Politica

Ma non possiamo permetterci di tagliare i ponti del mediterraneo

"Per 10mila euro di pesce rischiamo che arrivino decine di migliaia di migranti se rompiamo con la Guardia costiera di Tripoli", spiega una fonte del Giornale che conosce bene cosa è accaduto ieri al largo della Libia.

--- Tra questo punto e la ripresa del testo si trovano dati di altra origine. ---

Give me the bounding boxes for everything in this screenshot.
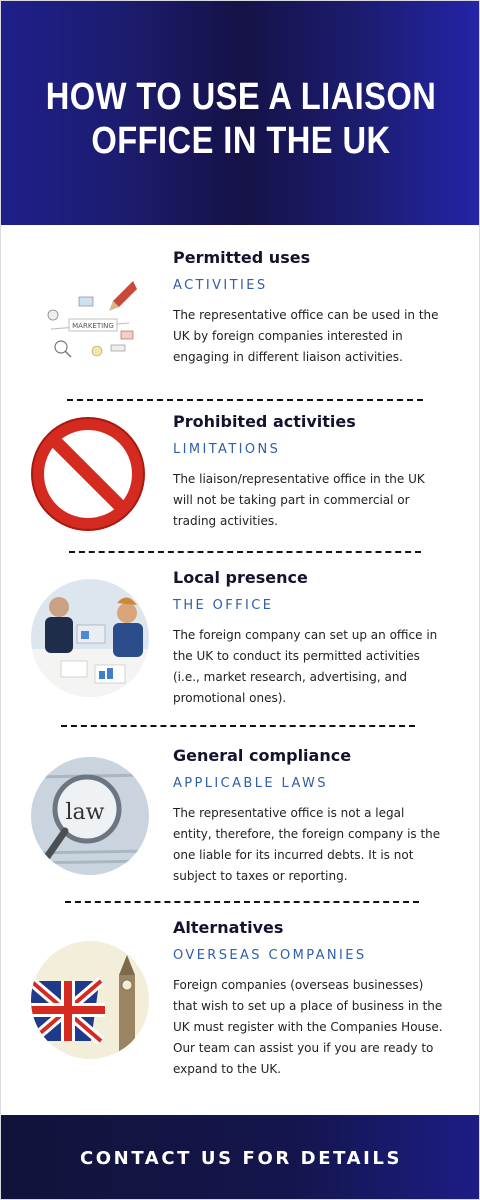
section-text-block bbox=[173, 745, 473, 887]
section-subtitle: APPLICABLE LAWS bbox=[173, 776, 328, 791]
law-magnifier-image bbox=[31, 757, 149, 875]
marketing-word: MARKETING bbox=[72, 322, 114, 330]
section-prohibited-activities bbox=[1, 405, 480, 545]
section-subtitle: ACTIVITIES bbox=[173, 278, 268, 293]
section-title: Local presence bbox=[173, 568, 308, 587]
section-title: Permitted uses bbox=[173, 248, 311, 267]
section-divider bbox=[67, 399, 423, 401]
header-banner bbox=[1, 1, 480, 225]
contact-banner[interactable] bbox=[1, 1115, 480, 1200]
section-text-block bbox=[173, 411, 473, 532]
law-word: law bbox=[65, 800, 105, 825]
section-local-presence bbox=[1, 561, 480, 721]
section-description: The representative office can be used in the UK by foreign companies interested in engaging in different liaison activities. bbox=[173, 308, 439, 364]
page-title: HOW TO USE A LIAISON OFFICE IN THE UK bbox=[45, 76, 437, 162]
section-divider bbox=[65, 901, 419, 903]
section-permitted-uses bbox=[1, 241, 480, 391]
contact-cta[interactable]: CONTACT US FOR DETAILS bbox=[79, 1147, 403, 1169]
section-description: The representative office is not a legal entity, therefore, the foreign company is the one liable for its incurred debts. It is not subject to taxes or reporting. bbox=[173, 806, 441, 883]
uk-flag-big-ben-image bbox=[31, 941, 149, 1059]
section-description: The foreign company can set up an office in the UK to conduct its permitted activities (i.e., market research, advertising, and promotional ones). bbox=[173, 628, 438, 705]
section-title: Alternatives bbox=[173, 918, 284, 937]
section-divider bbox=[61, 725, 415, 727]
marketing-sketch-image bbox=[31, 259, 149, 377]
section-subtitle: THE OFFICE bbox=[173, 598, 274, 613]
prohibited-sign-image bbox=[29, 415, 147, 533]
section-alternatives bbox=[1, 911, 480, 1111]
office-meeting-image bbox=[31, 579, 149, 697]
section-description: Foreign companies (overseas businesses) that wish to set up a place of business in the UK must register with the Companies House. Our team can assist you if you are ready to expand to the UK. bbox=[173, 978, 443, 1076]
section-text-block bbox=[173, 247, 473, 368]
section-subtitle: OVERSEAS COMPANIES bbox=[173, 948, 367, 963]
section-divider bbox=[69, 551, 421, 553]
section-title: Prohibited activities bbox=[173, 412, 356, 431]
section-description: The liaison/representative office in the UK will not be taking part in commercial or trading activities. bbox=[173, 472, 425, 528]
section-subtitle: LIMITATIONS bbox=[173, 442, 281, 457]
section-general-compliance bbox=[1, 739, 480, 899]
section-title: General compliance bbox=[173, 746, 352, 765]
section-text-block bbox=[173, 917, 473, 1080]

Ma non possiamo permetterci di tagliare i ponti del mediterraneo

"Per 10mila euro di pesce rischiamo che arrivino decine di migliaia di migranti se rompiamo con la Guardia costiera di Tripoli", spiega una fonte del Giornale che conosce bene cosa è accaduto ieri al largo della Libia.
Il ferimento del comandante di un peschereccio italiano per gli spari arrivati da una delle vecchie motovedette grigie della Guardia di Finanza regalate ai libici è inaccettabile. Però bisogna anche ricordare che i pescatori di Mazara del Vallo si sono spinti troppo vicino alle acque territoriali di Tripoli nonostante gli avvertimenti della nostra Marina militare che era stata informata della possibile reazione. Un annoso problema sulla decisione unilaterale libica di allargare a dismisura la zona di pesca esclusiva fin dai tempi di Gheddafi.
Adesso che il ferito è in salvo, bisogna fare di tutto per evitare che la prossima volta ci scappi il morto. Un Paese come l'Italia, non proprio l'ultima ruota del carro nel Mediterraneo, deve essere netto e deciso con il nuovo governo di Tripoli e tenere a bada i pescatori siciliani, che talvolta, seppure per mangiare, si spingono troppo oltre provocando piccoli terremoti geopolitici.
È il momento di dimostrare fermezza e allo stesso tempo di tenere i nervi saldi in nome della realpolitik senza perdere la bussola per le zuffe politiche interne. La sinistra ultrà e il Pd hanno già lanciato il siluro alla Guardia costiera libica, chiedendo di interrompere addestramento, aiuti e le consegne previste di nuove motovedette. Ma possiamo veramente permettercelo, con la Turchia che ci fa già le scarpe in Libia, e in vista di un'estate di passione per l'ondata prevista di migranti?
Le avvisaglie non lasciano dubbi e i numeri parlano chiaro. Da gennaio sono già sbarcati in Italia 10.708 migranti, quasi tre volte tanto lo scorso anno per non parlare del 2019. La Guardia costiera libica ne ha intercettati 6.614, compresi i 650 solo nell'ultimo fine settimana, quando erano partiti in 72 ore 2mila persone. Siamo in grado di abbandonare per rappresaglia la Marina di Tripoli, che quest'estate rimarrebbe ormeggiata di fronte alle partenze dei gommoni? Se la politica vuole farlo, ha un'occasione a portata di mano con il rinnovo in Parlamento delle missioni all'estero entro luglio. L'operazione Miasit prevede espressamente «assistenza e supporto addestrativi e di mentoring alle forze di sicurezza libiche per le attività di controllo e contrasto dell'immigrazione illegale». E per di più «attività per il ripristino dell'efficienza dei principali assetti terrestri, navali e aerei, comprese le relative infrastrutture, funzionali allo sviluppo della capacità libica di controllo del territorio e al supporto per il contrasto dell'immigrazione illegale».
L'ultimo voto dello scorso anno aveva previsto uno stanziamento di 58 milioni di euro per la missione libica. Dieci milioni vanno all'assistenza e supporto della Guardia costiera, compresa la consegna di almeno una motovedetta nuova di zecca. Se le forze politiche pensano sia giusto depennare gli aiuti dopo che i libici hanno sparato, che lo facciano alzando la mano in Parlamento, ma poi si preparino allo sbarco del 60% di migranti in più. E soprattutto a perdere la Libia lasciandola all'abbraccio dei turchi, proprio ora che ex gheddafiani, disponibili nei confronti dell'Italia, hanno il potere a Tripoli.

Non è il teatrino della politica che si agita attorno al proprio ombelico, ma realpolitik in nome degli interessi nazionali nel Mare nostrum.